"We're gonna be all right, baby, we are still young . . . At least we have white skin. Baby, we have rich friends . . . Those kinds of connections can pay . . . " --Shannon Stephens, "Faces Like Ours," 2012
Shannon Stephens' latest album, Pull It Together, was released in May.
The first few times I heard Shannon Stephens' "Faces Like Ours," I was frustrated that she would soil a deeply moving melody with verses about white guilt. As I listened to it more, however, the tongue-in-cheek words "We're gonna be all right" started to make me feel thankful, and somewhat comforted. Thankful that I won the life lottery and was born in a country with (imperfect) infrastructures for education and health care. It reminded me of something Blondie's Debbie Harry told me earlier this year:
"People in this country live very well, very, very well, compared to the rest of the world," she said. "I think that most people in this country don't really realize that. Even people that are in deep financial trouble live better than most people in other countries."Stephens says the song is about privilege, inspired by her "internal process of just seeing who I am in the world and why some things have been easier for me throughout my life than [they] have been for other people." She says that comfort is not the emotion she had in mind when she wrote it, yet that's where I've landed.
It's not just a function of race, or of being born in the lower, middle, or upper class. We're all fortunate to live in a country where our fellow citizens do not riot and murder in opposition to art and free speech; where musicians--gay and straight--are free to stand up proudly for same-sex marriage rights, as the local music community has done with the Music for Marriage Equality coalition.
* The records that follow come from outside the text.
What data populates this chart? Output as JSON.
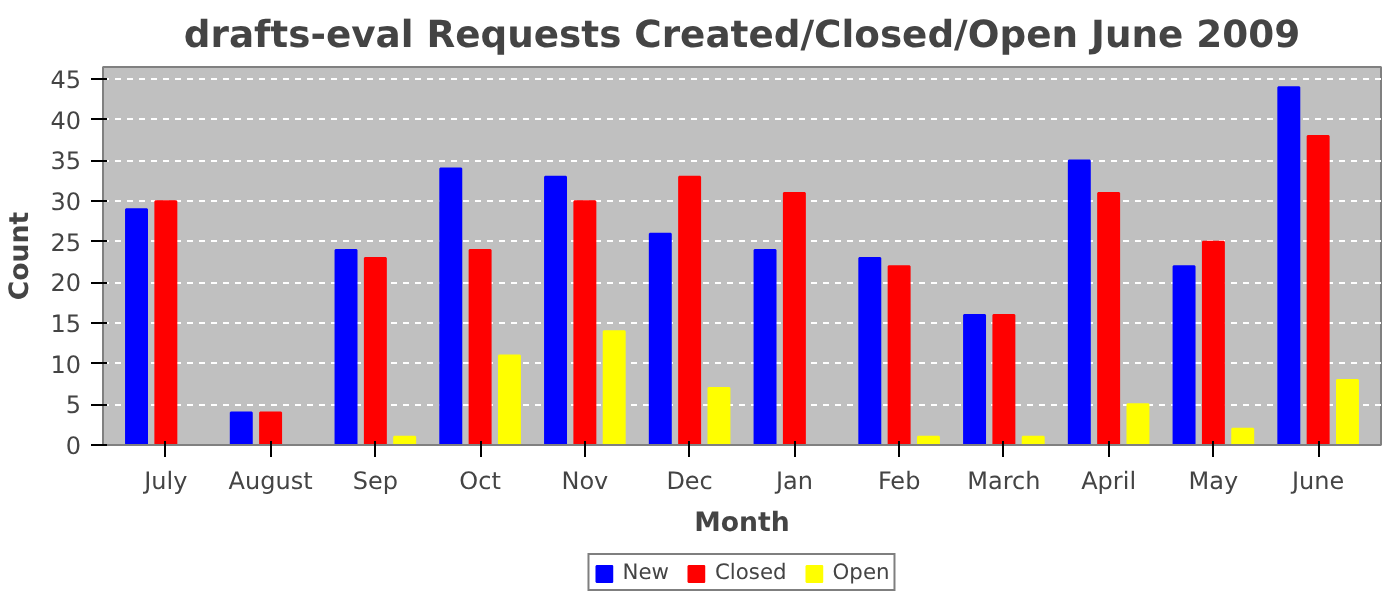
{
  "chart_data": {
    "type": "bar",
    "title": "drafts-eval Requests Created/Closed/Open June 2009",
    "xlabel": "Month",
    "ylabel": "Count",
    "categories": [
      "July",
      "August",
      "Sep",
      "Oct",
      "Nov",
      "Dec",
      "Jan",
      "Feb",
      "March",
      "April",
      "May",
      "June"
    ],
    "series": [
      {
        "name": "New",
        "color": "#0000ff",
        "values": [
          29,
          4,
          24,
          34,
          33,
          26,
          24,
          23,
          16,
          35,
          22,
          44
        ]
      },
      {
        "name": "Closed",
        "color": "#ff0000",
        "values": [
          30,
          4,
          23,
          24,
          30,
          33,
          31,
          22,
          16,
          31,
          25,
          38
        ]
      },
      {
        "name": "Open",
        "color": "#ffff00",
        "values": [
          0,
          0,
          1,
          11,
          14,
          7,
          0,
          1,
          1,
          5,
          2,
          8
        ]
      }
    ],
    "ylim": [
      0,
      46.5
    ],
    "yticks": [
      0,
      5,
      10,
      15,
      20,
      25,
      30,
      35,
      40,
      45
    ],
    "grid": "y",
    "legend": "bottom"
  }
}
One of music's most enduring attributes is its ability to take on various meanings for various listeners, often differing from the author's intent. When Tom Morello tells Rage Against the Machine fans like Paul Ryan that they don't "understand" Rage if they espouse conservative values, he's putting a limit on his music and his listeners.
Macklemore and Ryan Lewis' "Same Love" was written in support of the rights of same-sex couples to marry. But the song is reaching beyond the core of listeners sympathetic to the Seattle-based duo's message. The track, with the help of new friends like Rolling Stone and Ellen DeGeneres, is hitting people who disagree with its message. In the end, isn't that the most important audience?
"Music opens doors," Bart Cameron, frontman of Seattle band the Foghorns, told me recently. "If you find yourself playing to people who look like you, you've probably done something wrong."